Although a private and not a public citizen, I declare the historic “Constitution of the United States” to be outdated and unable to adequately serve the modern needs of society.

If enough leaders in government were in any way competent to fight social problems, then the Constitution would really not be so outdated. This very day (11/12/15), a gathering of various state leaders commenced at my home town of Salt Lake City to seek opportunities to facilitate a first-ever convention for the future ratification of a constitutional amendment, in order to actually forward the possibility that states can accomplish such reform. This is a good initiative, but doubtless there are few Americans who are aware of it, due to the characteristic failure of the press —  despite the standard practice of syndication and republishing of articles of national interest — to bring such opportunities to better public awareness.

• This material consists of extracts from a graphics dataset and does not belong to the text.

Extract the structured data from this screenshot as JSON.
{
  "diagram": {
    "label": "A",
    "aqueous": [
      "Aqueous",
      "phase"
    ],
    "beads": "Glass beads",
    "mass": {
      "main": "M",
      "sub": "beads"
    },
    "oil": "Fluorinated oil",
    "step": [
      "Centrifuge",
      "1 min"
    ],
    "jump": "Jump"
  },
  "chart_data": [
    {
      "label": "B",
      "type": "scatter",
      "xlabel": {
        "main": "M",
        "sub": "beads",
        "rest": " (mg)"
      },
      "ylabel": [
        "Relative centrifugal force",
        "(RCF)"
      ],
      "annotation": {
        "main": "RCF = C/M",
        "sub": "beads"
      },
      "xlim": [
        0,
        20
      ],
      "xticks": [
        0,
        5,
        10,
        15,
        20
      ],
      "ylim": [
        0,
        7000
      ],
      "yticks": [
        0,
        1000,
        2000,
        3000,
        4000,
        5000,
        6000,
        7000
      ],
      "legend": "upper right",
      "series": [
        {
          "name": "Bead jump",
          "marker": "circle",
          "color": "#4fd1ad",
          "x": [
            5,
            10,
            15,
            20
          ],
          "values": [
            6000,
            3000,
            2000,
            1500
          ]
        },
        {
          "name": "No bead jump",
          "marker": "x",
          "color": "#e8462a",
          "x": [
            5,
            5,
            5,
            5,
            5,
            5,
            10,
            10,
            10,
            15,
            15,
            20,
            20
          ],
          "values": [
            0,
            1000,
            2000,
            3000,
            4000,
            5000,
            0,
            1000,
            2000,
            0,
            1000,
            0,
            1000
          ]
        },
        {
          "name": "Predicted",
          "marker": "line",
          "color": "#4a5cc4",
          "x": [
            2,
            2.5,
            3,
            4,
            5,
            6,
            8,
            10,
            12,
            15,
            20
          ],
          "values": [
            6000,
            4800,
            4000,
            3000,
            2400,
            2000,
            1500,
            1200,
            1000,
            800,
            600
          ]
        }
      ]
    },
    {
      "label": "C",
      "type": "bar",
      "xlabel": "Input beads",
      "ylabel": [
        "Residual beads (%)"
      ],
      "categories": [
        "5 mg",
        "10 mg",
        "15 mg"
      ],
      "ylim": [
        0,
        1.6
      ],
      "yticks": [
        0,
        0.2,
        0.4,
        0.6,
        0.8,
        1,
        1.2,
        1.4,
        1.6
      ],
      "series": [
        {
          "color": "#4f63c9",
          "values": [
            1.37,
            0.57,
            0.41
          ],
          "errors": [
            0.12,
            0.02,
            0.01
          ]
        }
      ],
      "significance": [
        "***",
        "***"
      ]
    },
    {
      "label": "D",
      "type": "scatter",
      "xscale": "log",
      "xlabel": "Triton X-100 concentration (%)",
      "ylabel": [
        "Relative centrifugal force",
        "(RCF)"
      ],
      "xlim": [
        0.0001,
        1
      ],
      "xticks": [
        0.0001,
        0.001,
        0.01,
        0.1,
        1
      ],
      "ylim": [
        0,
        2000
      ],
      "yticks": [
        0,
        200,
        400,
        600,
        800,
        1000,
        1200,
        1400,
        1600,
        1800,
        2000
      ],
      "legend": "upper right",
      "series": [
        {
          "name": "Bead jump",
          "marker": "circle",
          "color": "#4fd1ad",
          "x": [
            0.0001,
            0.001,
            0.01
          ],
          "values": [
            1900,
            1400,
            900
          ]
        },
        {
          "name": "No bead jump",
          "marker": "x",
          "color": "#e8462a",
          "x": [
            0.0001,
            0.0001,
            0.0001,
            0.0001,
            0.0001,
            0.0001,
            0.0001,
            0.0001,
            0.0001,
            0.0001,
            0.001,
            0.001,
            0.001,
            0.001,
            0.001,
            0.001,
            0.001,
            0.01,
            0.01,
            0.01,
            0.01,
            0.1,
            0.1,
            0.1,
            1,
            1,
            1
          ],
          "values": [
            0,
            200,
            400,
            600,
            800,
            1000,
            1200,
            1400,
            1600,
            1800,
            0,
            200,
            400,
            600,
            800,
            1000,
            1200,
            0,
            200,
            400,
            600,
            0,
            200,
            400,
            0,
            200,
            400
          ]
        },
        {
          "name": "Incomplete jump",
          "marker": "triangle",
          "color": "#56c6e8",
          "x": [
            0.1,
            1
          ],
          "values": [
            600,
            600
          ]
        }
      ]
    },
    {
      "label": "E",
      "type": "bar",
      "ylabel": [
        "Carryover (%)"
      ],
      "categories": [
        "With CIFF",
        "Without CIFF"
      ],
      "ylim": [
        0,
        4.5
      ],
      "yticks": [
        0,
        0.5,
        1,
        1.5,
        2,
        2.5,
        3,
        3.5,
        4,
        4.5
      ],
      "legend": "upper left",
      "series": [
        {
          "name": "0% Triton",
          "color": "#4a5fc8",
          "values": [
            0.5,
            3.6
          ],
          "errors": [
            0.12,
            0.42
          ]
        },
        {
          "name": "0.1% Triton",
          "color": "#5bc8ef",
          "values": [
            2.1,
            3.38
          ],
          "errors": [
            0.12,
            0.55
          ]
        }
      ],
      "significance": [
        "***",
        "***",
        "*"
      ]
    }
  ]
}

Further bearing upon the potential for constitutional reform is whether broadened powers of publication enjoyed by the public via internet blogs and postings serve to sadly dilute the quality of philosophic thought. If so, then no amount of popular fervor to recapture the vision of revolutionary café and tavern dialogue is likely to increase the wisdom or practical power of the citizenry.

The best hope for improved democracy is for a truly superior thinker to publish a book of such novel or well-reasoned “opportunities” for reform that it would popularly outshine the rest of the new social theory. It would be tragic if nowhere in this world, whether in the U.S. or abroad, a brilliant sociologist or political theorist could see any personal advantage in writing a book in the style necessary to effectively eclipse the ever-cheapening accumulation of opinion, intellectual or subjective, which too often entertains those who need more weight and substance in their own thought.

Jefferson had rightly feared that the public might someday take the popular, political success of others as an excuse to — in my own words — consider themselves well-educated and well served.